I got sort of suckered into this one having agreed to go without knowing anything about it at all, other than the review headlines chosen by Richmond Theatre to promote the event. I was growing to like the Richmond Theatre more and had enjoyed many of the other touring shows that had visited there so I took a punt and agreed to go.
I realised late on the actual day that it started at the earlier than usual time of 7pm, because child actors are not allowed to work late, but with some juggling (I finished work early) I was still able to get to the Pigs Ears beforehand for a pizza and a pint of raspberry beer from Belgium via Kirkstall. Both were delicious.
I had gone for a seat in my usual area, Dress Circle Row A Seat 21, which cost me a frugal £25. Having seats that good at that price was one reason that I was going to the Richmond Theatre regularly. The point was drilled home when I collected my ticket at the box office as the machine also printed out my tickets for the next two weeks, all in the same row.
The boy was extremely shy, was scared of the dog, could not eat his food and when Tom looked in the small suitcases of possessions that William had brought with him he found a belt that he was meant to hit the boy with. We soon learned that William could not read or write either.

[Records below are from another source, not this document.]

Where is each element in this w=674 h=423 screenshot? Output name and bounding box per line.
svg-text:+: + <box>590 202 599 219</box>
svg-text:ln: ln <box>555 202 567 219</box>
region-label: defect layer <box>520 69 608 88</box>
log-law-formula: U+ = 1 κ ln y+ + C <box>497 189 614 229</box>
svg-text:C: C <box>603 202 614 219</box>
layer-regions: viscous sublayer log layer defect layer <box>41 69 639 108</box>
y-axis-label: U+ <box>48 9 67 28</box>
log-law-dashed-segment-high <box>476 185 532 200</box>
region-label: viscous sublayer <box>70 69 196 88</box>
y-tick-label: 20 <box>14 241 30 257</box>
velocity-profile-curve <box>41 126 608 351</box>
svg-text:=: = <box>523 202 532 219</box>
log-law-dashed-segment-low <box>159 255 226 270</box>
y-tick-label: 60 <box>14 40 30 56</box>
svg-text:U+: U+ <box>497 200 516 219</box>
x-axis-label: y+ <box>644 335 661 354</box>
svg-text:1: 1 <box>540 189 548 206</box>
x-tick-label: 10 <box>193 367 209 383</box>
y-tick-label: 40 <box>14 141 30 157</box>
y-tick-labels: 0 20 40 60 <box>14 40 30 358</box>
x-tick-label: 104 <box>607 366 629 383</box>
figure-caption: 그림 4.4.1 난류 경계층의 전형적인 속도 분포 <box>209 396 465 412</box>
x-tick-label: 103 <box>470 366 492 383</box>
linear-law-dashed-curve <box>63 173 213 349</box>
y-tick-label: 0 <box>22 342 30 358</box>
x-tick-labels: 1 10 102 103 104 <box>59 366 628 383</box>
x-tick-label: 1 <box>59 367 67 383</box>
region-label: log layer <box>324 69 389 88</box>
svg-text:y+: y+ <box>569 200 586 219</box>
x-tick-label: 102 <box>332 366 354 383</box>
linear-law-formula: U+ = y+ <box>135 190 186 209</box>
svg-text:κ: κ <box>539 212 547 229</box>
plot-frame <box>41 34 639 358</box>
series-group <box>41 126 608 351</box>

William settled down into his new home and, after some initial friction between the established village children and the newcomers, made a few friends at school. People gave him passed-on clothes to wear and Tom started to teach him to read and right. He even got on with Tom's dog, Sammy, though a squirrel scared him a little.
Everything seemed to be heading nicely towards an ending where William thrives with Tom's help but there was a lot more to the story than that. This was wartime and a few people died in the fighting. Other people died for other reasons so while there was a positive, Dunkirk spirit, running through the play there was also a lot to feel sad about or, as the woman in the box near me did, cry your eyes out to.
Goodnight Mister Tom had a lot going on with a lot of characters for us to care about each with their own stories to keep us enthralled.
Leading the way strongly was David Troughton (Tony Archer!) as Tom Oakley and he fully deserved his curtain call, as did his co-star the puppeteer who brought Sammy to life so expertly and entertainingly. The next two to take a well deserved bow were the two boys who played William and his best friend Zach. The rest of the cast, several of whom played several roles, deserved their cheers too.
Everything about the show was neat and professional without seeming contrived or becoming too sentimental. It was a good honest story about war, deprivation, hope, death and muddling through that made us all cry, laugh, smile and cry again.